Macular degeneration is a condition where you are racing against the clock to save your vision. It is a condition where the macula and surrounding photo-receptors of your eye lose their potency and if you do not seek a macular degeneration treatment immediately, you will lose your central vision . You can try nutritional therapy for macular degeneration but as we have seen in our previous investigations, supplements for macular degeneration rarely help when the disease has already advanced. More aggressive treatment options come into play in the form of Anti-VEGF therapy or laser photocoagulation therapy.  Even if they provide a more noticeable improvement in your symptoms, they come with their own inherent risks. You may find yourself asking "what went wrong with my macular degeneration therapy?" when you start to notice things like increased intraocular pressure, intraocular infections, retinal detachments or even vitreous floaters after intravitreal injection. 
Why Do You Get Vitreous Floaters After Intravitreal Injections
An unfortunate fact about Anti-VEGF therapy is the fact the more times someone goes for intravitreal injections to preserve their vision, the more they are likely putting their current vision at risk for complications. Vitreous floaters are phenomena that can happen quite readily after having this type of procedure. In one study, it was determined that the prevalence of vitreous floaters could be as high as 48 percent of cases of patients needing intravitreal injections and the likelihood of getting these appearances increases as you get more and more of these .
Medically-speaking, vitreous floaters are opaque cell fragments in the vitreous fluid or on the surface of the lens that can create spots in your vision field . They are usually made of water, extracellular membrane components of the cell and collagen and stick together to form bundles.
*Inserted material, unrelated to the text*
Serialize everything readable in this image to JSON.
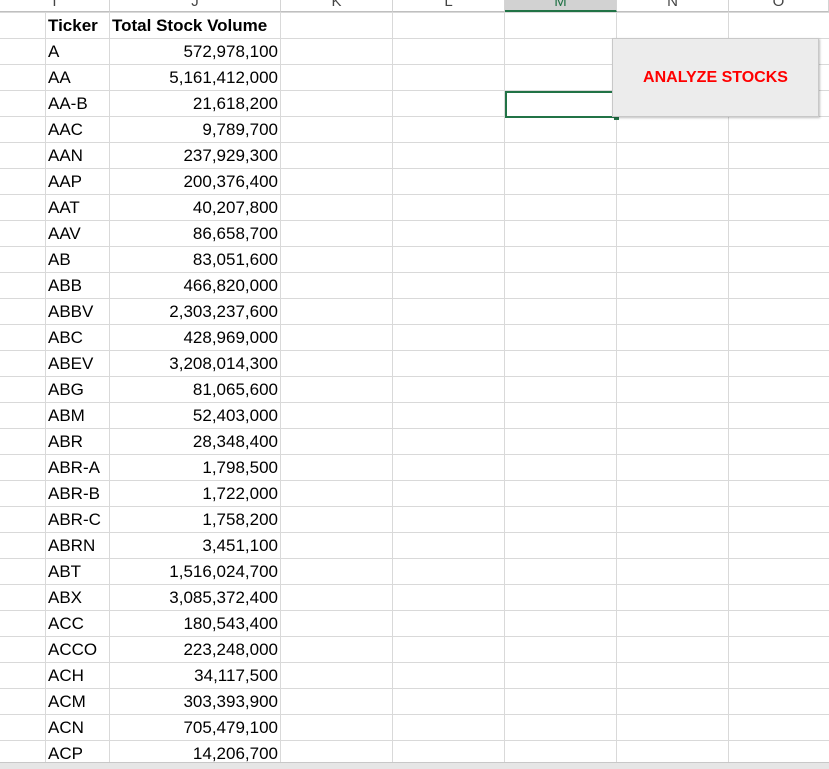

As we age, our eye anatomy changes to be less strong so our eyes naturally have particles of cells floating around. As the liquid component of our eye becomes more gel-like, it is only natural that this debris bundles together and leads to the emergence of floaters. Studies show also these are mostly asymptomatic, as more floaters, they can become quite irritating for the patients and they will experience lower qualities of life. 
What Can You Do About It?
Now that we know that vitreous floaters after intravitreal injection are a likely complication, the key question is what can you do to make them disappear. In modern medicine, surprisingly, there is no standard treatment option to advise patients suffering from vitreous floaters. Because they are benign and happen so readily in the population, most physicians will only provide reassurance and inform patients it is a "price to pay" for aging .
Should this "lip service" not alleviate your frustration, some modern therapies currently under investigation could provide you with some additional options to remove these floaters. Patients can choose to do a procedure called a vitrectomy. This is a surgery that removes the vitreous gel from within the eye and is typically done for cases of having blood in the eye or in retinal detachments. An off-label use of this procedure has been with patients suffering from symptomatic vitreous floaters and who are not satisfied to just sit back and deal with it.  Taking out the gel removes the debris floating in it as well.
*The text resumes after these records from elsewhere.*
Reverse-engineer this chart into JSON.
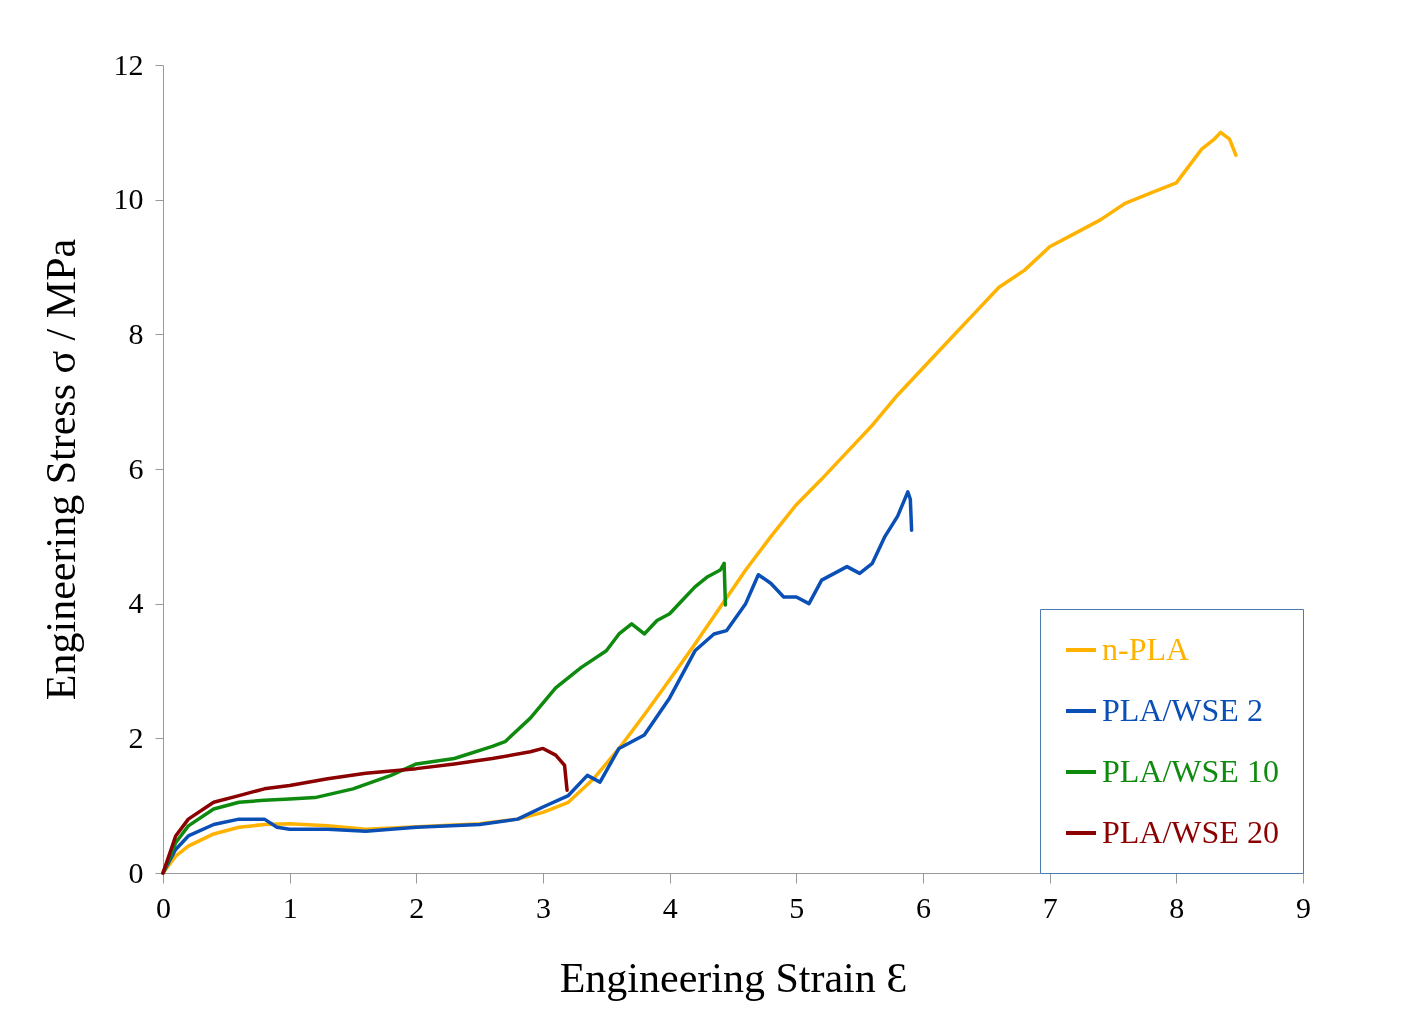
{
  "chart_data": {
    "type": "line",
    "xlabel": "Engineering Strain Ɛ",
    "ylabel": "Engineering Stress σ / MPa",
    "xlim": [
      0,
      9
    ],
    "ylim": [
      0,
      12
    ],
    "xticks": [
      0,
      1,
      2,
      3,
      4,
      5,
      6,
      7,
      8,
      9
    ],
    "yticks": [
      0,
      2,
      4,
      6,
      8,
      10,
      12
    ],
    "grid": false,
    "legend": "bottom right",
    "marker": "none",
    "line_style": "solid",
    "series": [
      {
        "name": "n-PLA",
        "color": "#ffb300",
        "x": [
          0,
          0.1,
          0.2,
          0.4,
          0.6,
          0.8,
          1.0,
          1.3,
          1.6,
          2.5,
          2.8,
          3.0,
          3.2,
          3.4,
          3.6,
          3.8,
          4.0,
          4.2,
          4.4,
          4.6,
          4.8,
          5.0,
          5.2,
          5.4,
          5.6,
          5.8,
          6.0,
          6.2,
          6.4,
          6.6,
          6.8,
          7.0,
          7.2,
          7.4,
          7.6,
          7.8,
          8.0,
          8.2,
          8.3,
          8.35,
          8.42,
          8.47
        ],
        "values": [
          0,
          0.25,
          0.4,
          0.58,
          0.68,
          0.72,
          0.73,
          0.7,
          0.65,
          0.73,
          0.8,
          0.9,
          1.05,
          1.4,
          1.85,
          2.35,
          2.87,
          3.4,
          3.95,
          4.5,
          5.0,
          5.47,
          5.85,
          6.25,
          6.65,
          7.1,
          7.5,
          7.9,
          8.3,
          8.7,
          8.95,
          9.3,
          9.5,
          9.7,
          9.95,
          10.1,
          10.25,
          10.75,
          10.9,
          11.0,
          10.9,
          10.66
        ]
      },
      {
        "name": "PLA/WSE 2",
        "color": "#0a4fb5",
        "x": [
          0,
          0.1,
          0.2,
          0.4,
          0.6,
          0.8,
          0.9,
          1.0,
          1.3,
          1.6,
          2.0,
          2.5,
          2.8,
          3.0,
          3.2,
          3.35,
          3.45,
          3.6,
          3.8,
          4.0,
          4.2,
          4.35,
          4.45,
          4.6,
          4.7,
          4.8,
          4.9,
          5.0,
          5.1,
          5.2,
          5.4,
          5.5,
          5.6,
          5.7,
          5.8,
          5.88,
          5.9,
          5.91
        ],
        "values": [
          0,
          0.35,
          0.55,
          0.72,
          0.8,
          0.8,
          0.68,
          0.65,
          0.65,
          0.62,
          0.68,
          0.72,
          0.8,
          0.98,
          1.15,
          1.45,
          1.35,
          1.85,
          2.05,
          2.6,
          3.3,
          3.55,
          3.6,
          4.0,
          4.43,
          4.3,
          4.1,
          4.1,
          4.0,
          4.35,
          4.55,
          4.45,
          4.6,
          5.0,
          5.3,
          5.66,
          5.55,
          5.09
        ]
      },
      {
        "name": "PLA/WSE 10",
        "color": "#0e8a0e",
        "x": [
          0,
          0.1,
          0.2,
          0.4,
          0.6,
          0.8,
          1.0,
          1.2,
          1.5,
          1.8,
          2.0,
          2.3,
          2.6,
          2.7,
          2.9,
          3.1,
          3.3,
          3.5,
          3.6,
          3.7,
          3.8,
          3.9,
          4.0,
          4.1,
          4.2,
          4.3,
          4.4,
          4.43,
          4.44
        ],
        "values": [
          0,
          0.45,
          0.7,
          0.95,
          1.05,
          1.08,
          1.1,
          1.12,
          1.25,
          1.45,
          1.62,
          1.7,
          1.88,
          1.95,
          2.3,
          2.75,
          3.05,
          3.3,
          3.55,
          3.7,
          3.55,
          3.75,
          3.85,
          4.05,
          4.25,
          4.4,
          4.5,
          4.6,
          3.98
        ]
      },
      {
        "name": "PLA/WSE 20",
        "color": "#8b0000",
        "x": [
          0,
          0.1,
          0.2,
          0.4,
          0.6,
          0.8,
          1.0,
          1.3,
          1.6,
          2.0,
          2.3,
          2.6,
          2.9,
          3.0,
          3.1,
          3.17,
          3.19
        ],
        "values": [
          0,
          0.55,
          0.8,
          1.05,
          1.15,
          1.25,
          1.3,
          1.4,
          1.48,
          1.55,
          1.62,
          1.7,
          1.8,
          1.85,
          1.75,
          1.6,
          1.23
        ]
      }
    ]
  }
}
In one study to look at the effectiveness of performing this operation in patients suffering from symptomatic vitreous floaters, it was determined that when using small-gauged needles during the operation, patients were quite happy with the results. Their floaters were removed in most cases and there were few side effects that patients reported.  It is a minimally-invasive procedure so patients are not putting themselves at too much of a risk when doing this operation.
Another interesting option that may help would be using lasers to target and destroy these vitreous floaters. In one study, it was determined that in 15 patients suffering from symptomatic vitreous floaters, using a YAG laser was able to resolve the visual disturbances in all cases. Patients also reported that they tolerated the surgery well and there were no recurrences of vitreous floaters 1 year after follow-up in these patients. 
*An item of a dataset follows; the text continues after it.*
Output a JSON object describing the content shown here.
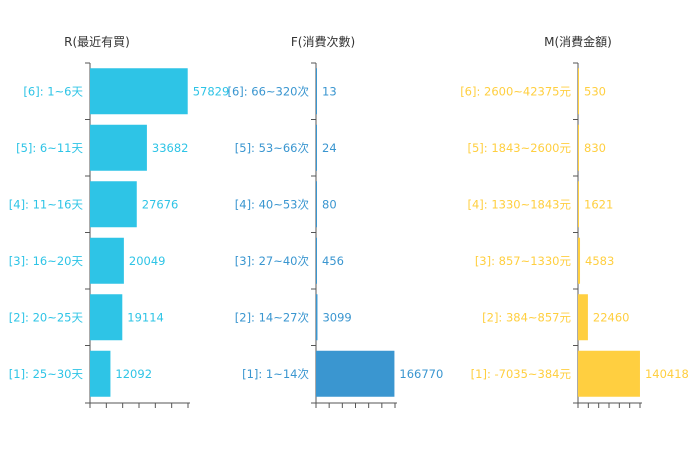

All in all, unfortunately, there are no nutritional therapies for macular degeneration treatment that you can use if you have vitreous floaters after intravitreal injection. Thankfully, however, these are simple macular degeneration treatments like vitrectomy that can be utilized also to help you cope with floaters obstructing your vision. Don't be helpless the next time you question "what went wrong with my macular degeneration treatment". As we have now seen in countless topics, the side effects of anti-VEGF therapy is quite easy to manage and there is no reason (other than the needles) why you should be reluctant to seek treatment for your wet macular degeneration solely based on fear of the potential side effects of the procedure.